Das Baureferat beabsichtigt, die Entwicklung und Pflege von Langgraswiesen im innerstädtischen Straßenbegleitgrün im kommenden Jahr zu erproben. Da bestehende Verträge zur Pflege des Straßenbegleitgrüns im Stadtbezirk Schwabing-West kommendes Jahr auslaufen, sollen dort unterschiedliche Pflege- und Mähmethoden im Rahmen eines Pilotversuches erprobt werden, um die notwendigen Erkenntnisse betreffend Mähhäufigkeit, ökologischer Wirksamkeit und Kosten zu gewinnen. Die Erprobung erfolgt in enger Abstimmung mit dem örtlichen Bezirksausschuss. Abhängig vom Ergebnis beabsichtigt das Baureferat, ein entsprechendes Mähkonzept für das gesamte Straßenbegleitgrün dann stadtweit weiterzuentwickeln.“
Mit dem dargestellten Vorgehen ist die Intention Ihres Antrages vom 2.3.2021 bereits aufgegriffen.

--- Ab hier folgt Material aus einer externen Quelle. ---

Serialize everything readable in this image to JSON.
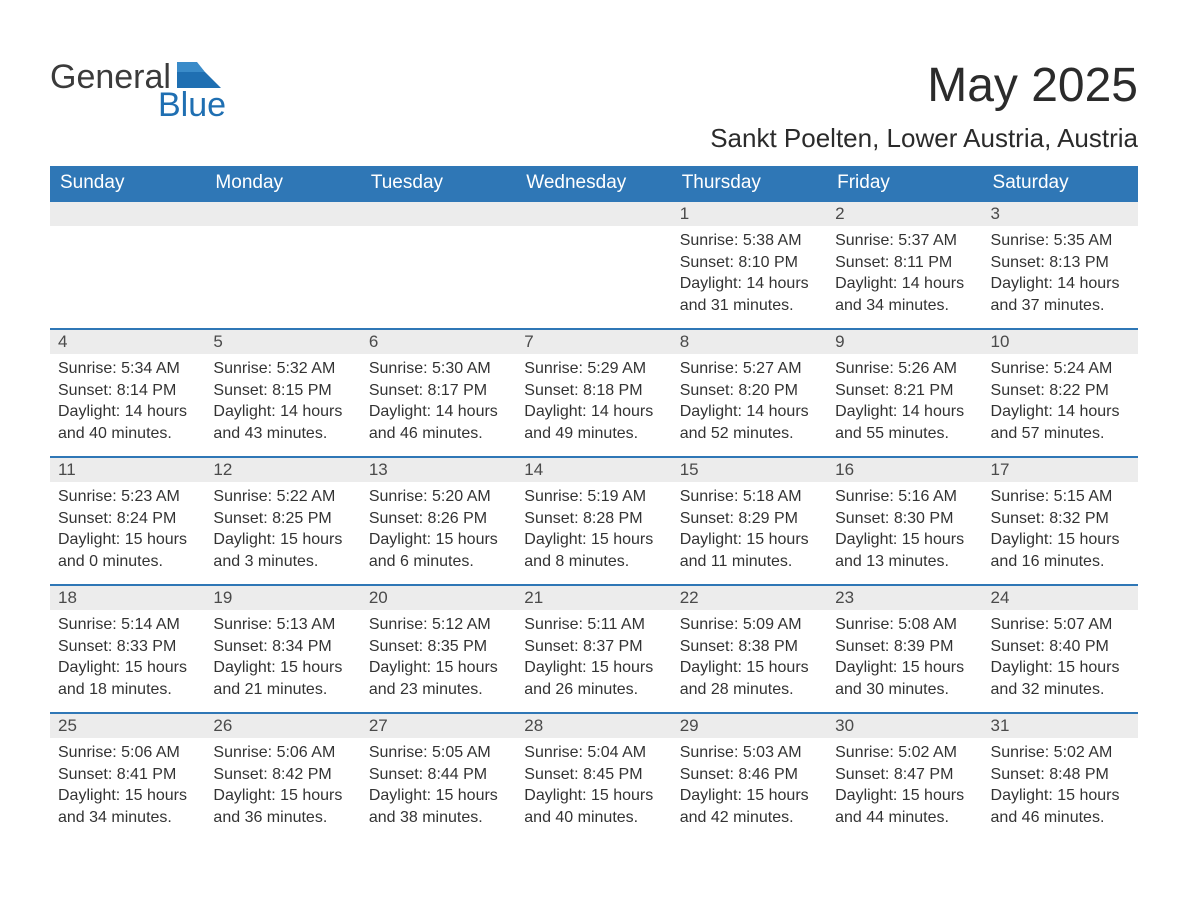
{
  "brand": {
    "name_part1": "General",
    "name_part2": "Blue",
    "text_color": "#3b3b3b",
    "accent_color": "#1f6fb2"
  },
  "title": "May 2025",
  "location": "Sankt Poelten, Lower Austria, Austria",
  "colors": {
    "header_bg": "#2f77b6",
    "header_text": "#ffffff",
    "daynum_bg": "#ececec",
    "daynum_border": "#2f77b6",
    "body_text": "#333333",
    "page_bg": "#ffffff"
  },
  "daysOfWeek": [
    "Sunday",
    "Monday",
    "Tuesday",
    "Wednesday",
    "Thursday",
    "Friday",
    "Saturday"
  ],
  "weeks": [
    [
      null,
      null,
      null,
      null,
      {
        "n": "1",
        "sr": "5:38 AM",
        "ss": "8:10 PM",
        "dh": "14",
        "dm": "31"
      },
      {
        "n": "2",
        "sr": "5:37 AM",
        "ss": "8:11 PM",
        "dh": "14",
        "dm": "34"
      },
      {
        "n": "3",
        "sr": "5:35 AM",
        "ss": "8:13 PM",
        "dh": "14",
        "dm": "37"
      }
    ],
    [
      {
        "n": "4",
        "sr": "5:34 AM",
        "ss": "8:14 PM",
        "dh": "14",
        "dm": "40"
      },
      {
        "n": "5",
        "sr": "5:32 AM",
        "ss": "8:15 PM",
        "dh": "14",
        "dm": "43"
      },
      {
        "n": "6",
        "sr": "5:30 AM",
        "ss": "8:17 PM",
        "dh": "14",
        "dm": "46"
      },
      {
        "n": "7",
        "sr": "5:29 AM",
        "ss": "8:18 PM",
        "dh": "14",
        "dm": "49"
      },
      {
        "n": "8",
        "sr": "5:27 AM",
        "ss": "8:20 PM",
        "dh": "14",
        "dm": "52"
      },
      {
        "n": "9",
        "sr": "5:26 AM",
        "ss": "8:21 PM",
        "dh": "14",
        "dm": "55"
      },
      {
        "n": "10",
        "sr": "5:24 AM",
        "ss": "8:22 PM",
        "dh": "14",
        "dm": "57"
      }
    ],
    [
      {
        "n": "11",
        "sr": "5:23 AM",
        "ss": "8:24 PM",
        "dh": "15",
        "dm": "0"
      },
      {
        "n": "12",
        "sr": "5:22 AM",
        "ss": "8:25 PM",
        "dh": "15",
        "dm": "3"
      },
      {
        "n": "13",
        "sr": "5:20 AM",
        "ss": "8:26 PM",
        "dh": "15",
        "dm": "6"
      },
      {
        "n": "14",
        "sr": "5:19 AM",
        "ss": "8:28 PM",
        "dh": "15",
        "dm": "8"
      },
      {
        "n": "15",
        "sr": "5:18 AM",
        "ss": "8:29 PM",
        "dh": "15",
        "dm": "11"
      },
      {
        "n": "16",
        "sr": "5:16 AM",
        "ss": "8:30 PM",
        "dh": "15",
        "dm": "13"
      },
      {
        "n": "17",
        "sr": "5:15 AM",
        "ss": "8:32 PM",
        "dh": "15",
        "dm": "16"
      }
    ],
    [
      {
        "n": "18",
        "sr": "5:14 AM",
        "ss": "8:33 PM",
        "dh": "15",
        "dm": "18"
      },
      {
        "n": "19",
        "sr": "5:13 AM",
        "ss": "8:34 PM",
        "dh": "15",
        "dm": "21"
      },
      {
        "n": "20",
        "sr": "5:12 AM",
        "ss": "8:35 PM",
        "dh": "15",
        "dm": "23"
      },
      {
        "n": "21",
        "sr": "5:11 AM",
        "ss": "8:37 PM",
        "dh": "15",
        "dm": "26"
      },
      {
        "n": "22",
        "sr": "5:09 AM",
        "ss": "8:38 PM",
        "dh": "15",
        "dm": "28"
      },
      {
        "n": "23",
        "sr": "5:08 AM",
        "ss": "8:39 PM",
        "dh": "15",
        "dm": "30"
      },
      {
        "n": "24",
        "sr": "5:07 AM",
        "ss": "8:40 PM",
        "dh": "15",
        "dm": "32"
      }
    ],
    [
      {
        "n": "25",
        "sr": "5:06 AM",
        "ss": "8:41 PM",
        "dh": "15",
        "dm": "34"
      },
      {
        "n": "26",
        "sr": "5:06 AM",
        "ss": "8:42 PM",
        "dh": "15",
        "dm": "36"
      },
      {
        "n": "27",
        "sr": "5:05 AM",
        "ss": "8:44 PM",
        "dh": "15",
        "dm": "38"
      },
      {
        "n": "28",
        "sr": "5:04 AM",
        "ss": "8:45 PM",
        "dh": "15",
        "dm": "40"
      },
      {
        "n": "29",
        "sr": "5:03 AM",
        "ss": "8:46 PM",
        "dh": "15",
        "dm": "42"
      },
      {
        "n": "30",
        "sr": "5:02 AM",
        "ss": "8:47 PM",
        "dh": "15",
        "dm": "44"
      },
      {
        "n": "31",
        "sr": "5:02 AM",
        "ss": "8:48 PM",
        "dh": "15",
        "dm": "46"
      }
    ]
  ],
  "labels": {
    "sunrise": "Sunrise: ",
    "sunset": "Sunset: ",
    "daylight_prefix": "Daylight: ",
    "hours_word": " hours",
    "and_word": "and ",
    "minutes_word": " minutes."
  }
}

Der oben beschriebene Pilotversuch läuft seit diesem Frühjahr (siehe Meldung in der Rathaus Umschau vom 21.6.2021). Ende Juli hat der erste von zwei Mähgängen mit anschließender Entfernung des Mähgutes begonnen. Die zweite Mahd wird voraussichtlich im Oktober durchgeführt. Der Bezirksausschuss sowie die Kreisgruppen München des BUND Naturschutz e.V. und des Landesbundes für Vogelschutz e.V. sind in die Vorgehensweise eingebunden (siehe Meldung in der Rathaus Umschau vom 26.7.2021).
Um Kenntnisnahme von den vorstehenden Ausführungen wird gebeten. Wir gehen davon aus, dass der Antrag damit abschließend behandelt ist.